REM’s classic 1987 song “It’s the End of the World as We Know It (And I Feel Fine)” reentered the charts on iTunes Tuesday amid the global coronavirus pandemic.
The song reached No. 72 on the iTunes top 100 chart Friday, ranking under Taylor Swift’s 2019 song “The Man,” among other hits.
The rock song’s repeated chorus tells listeners “It’s the end of the world as we know it, and I feel fine.”
The spike in the 33-year-old song’s popularity comes after the World Health Organization declared that the spread of the novel coronavirus has reached pandemic levels. At least 137,000 people around the world have been infected by the virus that began spreading in China late last year, and fatalities reached more than 5,000 around the world Friday.
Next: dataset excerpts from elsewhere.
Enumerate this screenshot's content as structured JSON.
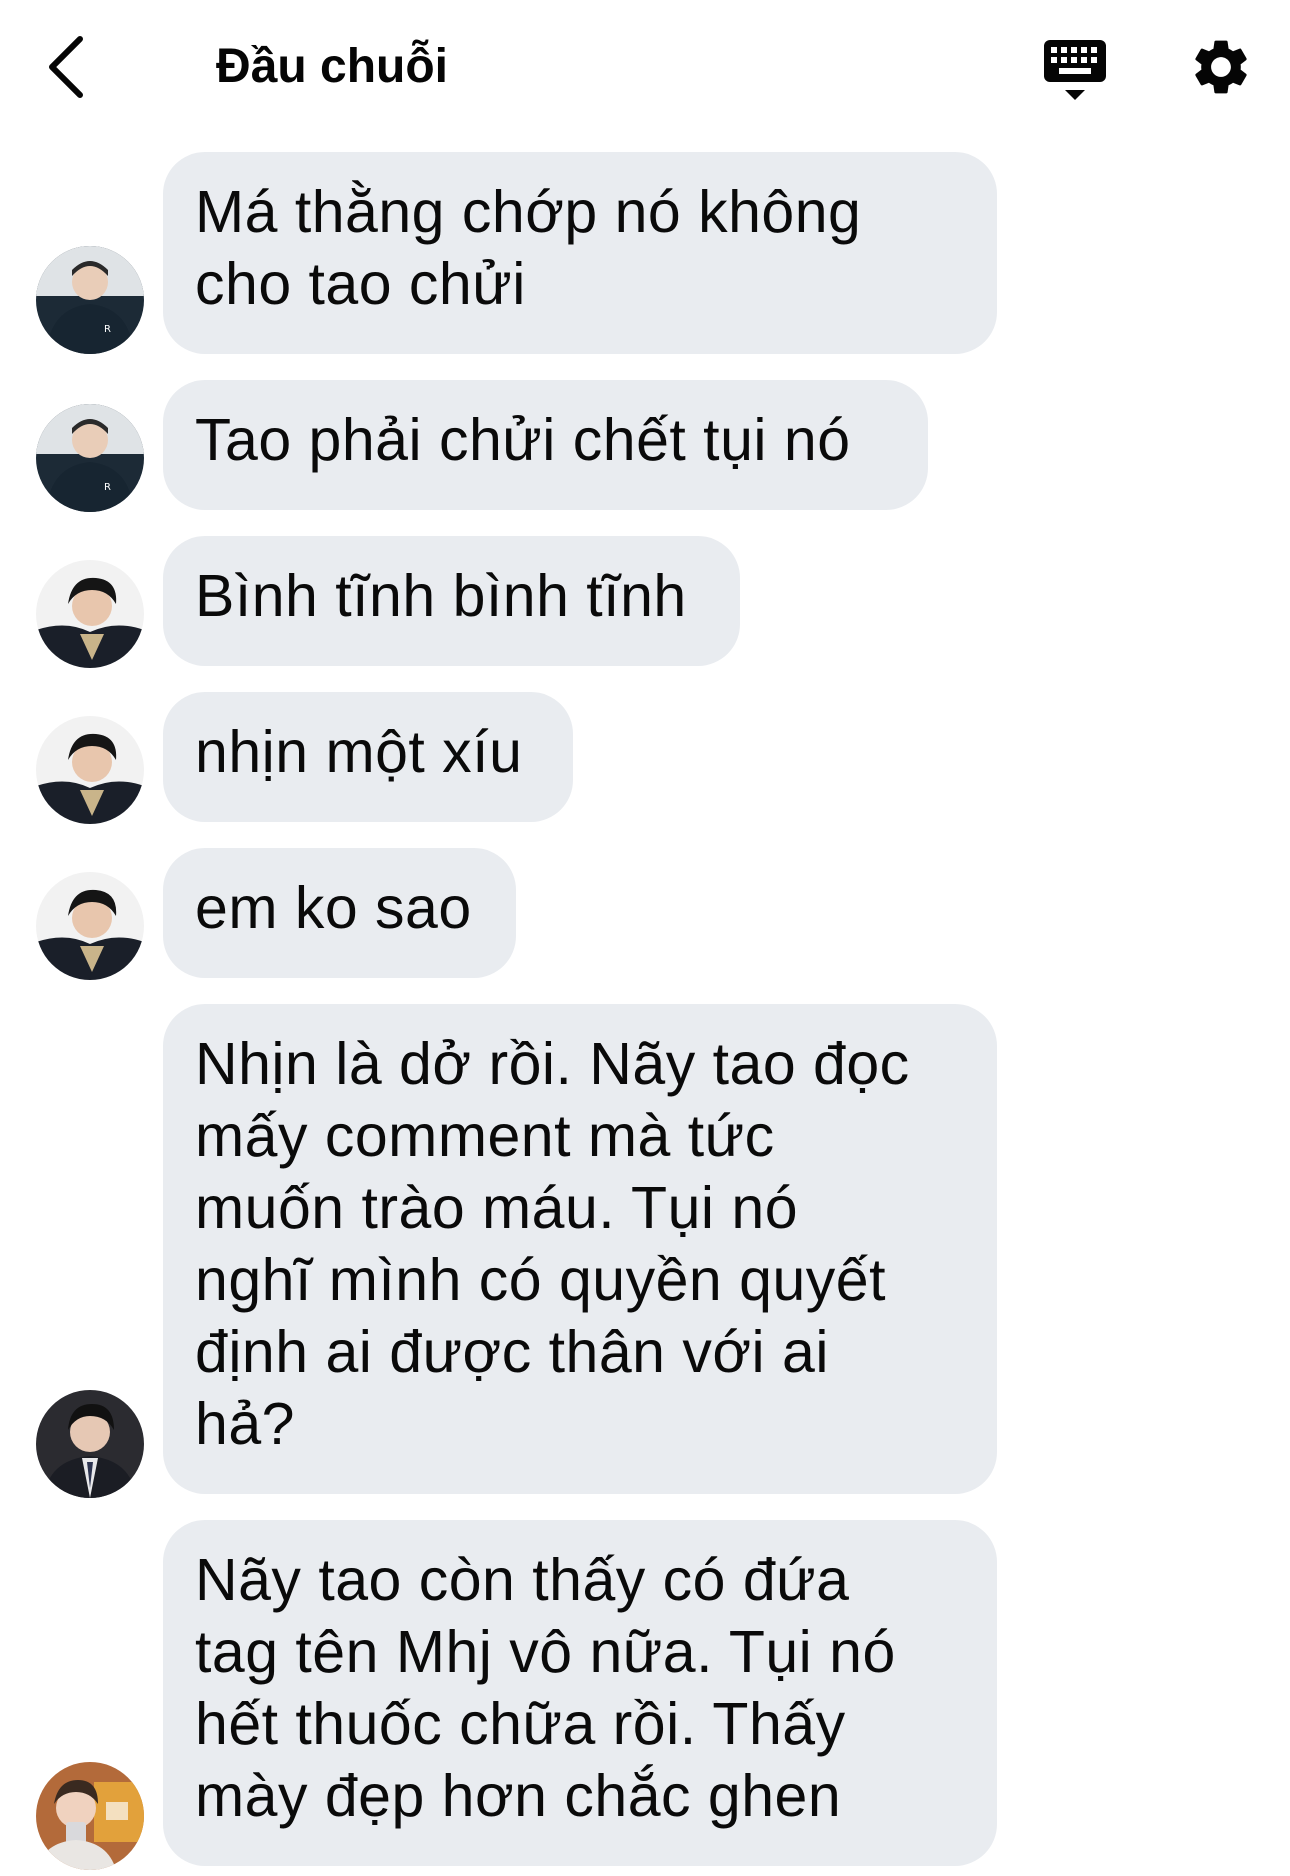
{
  "header": {
    "title": "Đầu chuỗi"
  },
  "icons": {
    "back": "chevron-left-icon",
    "keyboard": "keyboard-icon",
    "settings": "gear-icon"
  },
  "messages": [
    {
      "text": "Má thằng chớp nó không\ncho tao chửi"
    },
    {
      "text": "Tao phải chửi chết tụi nó"
    },
    {
      "text": "Bình tĩnh bình tĩnh"
    },
    {
      "text": "nhịn một xíu"
    },
    {
      "text": "em ko sao"
    },
    {
      "text": "Nhịn là dở rồi. Nãy tao đọc\nmấy comment mà tức\nmuốn trào máu. Tụi nó\nnghĩ mình có quyền quyết\nđịnh ai được thân với ai\nhả?"
    },
    {
      "text": "Nãy tao còn thấy có đứa\ntag tên Mhj vô nữa. Tụi nó\nhết thuốc chữa rồi. Thấy\nmày đẹp hơn chắc ghen"
    }
  ],
  "colors": {
    "bubble": "#e9ecf0",
    "text": "#050505",
    "background": "#ffffff"
  }
}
In the United States alone, there have been more than 1,200 confirmed infections. Three states, Montana, Idaho and West Virginia, are the only states remaining in the U.S. that do not have at least one confirmed case of the virus, The New York Times reported. Washington state and New York have been hit among the hardest in the nation, with hundreds of confirmed infections each.
Dr. Anthony Fauci, one of the lead scientists behind the Trump administration’s coronavirus response, said Friday that disruptions to everyday life in the U.S. over the spread of coronavirus could last up to eight weeks, as several cities, states and organizations cancel or reschedule large events and businesses call on workers to stay at home.
“I mean it’s unpredictable but if you look at historically, how these things work, it’ll likely be anywhere from a few weeks up to eight weeks or more,” Fauci said on ABC’s “Good Morning America,” adding that he hopes it’s going to be only two, three or four weeks.
Markets bounced back Friday after suffering their worst day of losses since the 1987 stock market crash Thursday, with the Dow Jones Industrial Average surging 1,000 points after trading opened Friday morning.
The S&P 500 rose 3.9 percent Friday after falling 9.5 percent the day before. The Nasdaq composite gained 4 percent following a 9.4 percent drop.